Jalapeno cheese bread

cradled like children

and grandchildren in 

the maternity ward

hallway. A natural 

ease born of wonderful 

experience and grace.

My page, your canvas

waiting to be filled

freed from emptiness

awaiting creation

bringing fulfillment

the cat walks along

the fence and out of the

yard

we tell them

where it went.


THE UNHEARD POET

11-28-09

Arther Rackham, 1867-1939

One morning I walked into the Village to buy a loaf of Jalapeno cheese bread I had ordered the day before. Passing the coffee shop I noticed a young man seated at one of the patio tables with a cup of coffee, small typewriter, and a sign: Free Poems

He caught my curiosity as I walked on down the street to the bakery. 

Returning, with my fresh loaf of bread, he was still here...sitting alone. I started to walk on by, then hesitated, 'Why pass him by?"

I sat down. He smiled, "Would you like for me to write a poem for you?"

Yes, please.

He asked a question or two...I offered I was a grandmother, showed him the bakery's beautiful Jalapeno bread, and mentioned I was a landscape artist. 
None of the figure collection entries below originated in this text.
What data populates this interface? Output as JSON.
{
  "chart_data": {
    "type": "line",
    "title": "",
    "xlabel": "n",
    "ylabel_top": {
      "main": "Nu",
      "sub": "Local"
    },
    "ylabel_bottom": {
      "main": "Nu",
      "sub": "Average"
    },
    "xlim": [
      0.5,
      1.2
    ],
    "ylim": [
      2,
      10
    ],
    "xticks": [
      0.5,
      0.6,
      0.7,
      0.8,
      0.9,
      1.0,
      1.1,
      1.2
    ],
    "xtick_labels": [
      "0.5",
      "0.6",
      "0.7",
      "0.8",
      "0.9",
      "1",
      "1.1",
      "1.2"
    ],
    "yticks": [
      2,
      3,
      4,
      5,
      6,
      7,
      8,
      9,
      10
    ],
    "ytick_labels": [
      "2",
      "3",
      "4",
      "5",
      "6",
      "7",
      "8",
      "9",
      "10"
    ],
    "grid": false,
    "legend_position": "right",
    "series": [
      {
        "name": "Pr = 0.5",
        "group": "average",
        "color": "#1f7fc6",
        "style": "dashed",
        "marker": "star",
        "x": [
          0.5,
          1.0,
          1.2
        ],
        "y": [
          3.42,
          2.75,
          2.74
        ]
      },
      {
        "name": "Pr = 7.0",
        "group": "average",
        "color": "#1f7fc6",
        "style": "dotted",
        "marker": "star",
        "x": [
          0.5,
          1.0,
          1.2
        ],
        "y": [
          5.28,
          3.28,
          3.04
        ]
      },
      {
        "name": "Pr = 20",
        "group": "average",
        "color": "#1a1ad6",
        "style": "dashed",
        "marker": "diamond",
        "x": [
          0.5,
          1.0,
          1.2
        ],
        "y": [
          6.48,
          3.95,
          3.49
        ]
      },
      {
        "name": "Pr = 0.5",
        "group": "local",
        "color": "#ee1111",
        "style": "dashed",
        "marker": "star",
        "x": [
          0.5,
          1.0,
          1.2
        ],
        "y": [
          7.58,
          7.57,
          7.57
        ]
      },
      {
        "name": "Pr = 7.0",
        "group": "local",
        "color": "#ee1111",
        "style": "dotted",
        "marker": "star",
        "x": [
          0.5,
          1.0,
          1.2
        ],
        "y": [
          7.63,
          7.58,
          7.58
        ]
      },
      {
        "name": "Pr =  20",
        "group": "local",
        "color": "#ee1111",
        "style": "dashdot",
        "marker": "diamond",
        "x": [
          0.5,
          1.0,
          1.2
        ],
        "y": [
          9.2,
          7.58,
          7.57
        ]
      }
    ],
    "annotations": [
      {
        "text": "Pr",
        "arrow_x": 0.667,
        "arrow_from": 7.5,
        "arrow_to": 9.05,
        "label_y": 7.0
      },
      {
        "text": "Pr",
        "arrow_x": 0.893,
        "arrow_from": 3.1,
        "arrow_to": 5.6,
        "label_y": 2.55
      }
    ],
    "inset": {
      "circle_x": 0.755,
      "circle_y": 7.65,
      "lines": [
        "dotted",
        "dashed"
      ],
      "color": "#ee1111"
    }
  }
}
He put a sheet of paper into the typewriter, his fingers on the small keyboard...and typed without stopping...then handed the paper to me. 


Smiling, I thanked him, gave him all the money I had--change from my purchase--and walked home, thinking: 'life can be totally amazing!' 


I'd already been gifted with the refrigerator magnet...the cat walking along the fence. Now, his poem, Rackham's image, art telling the world a story about the exploring cat.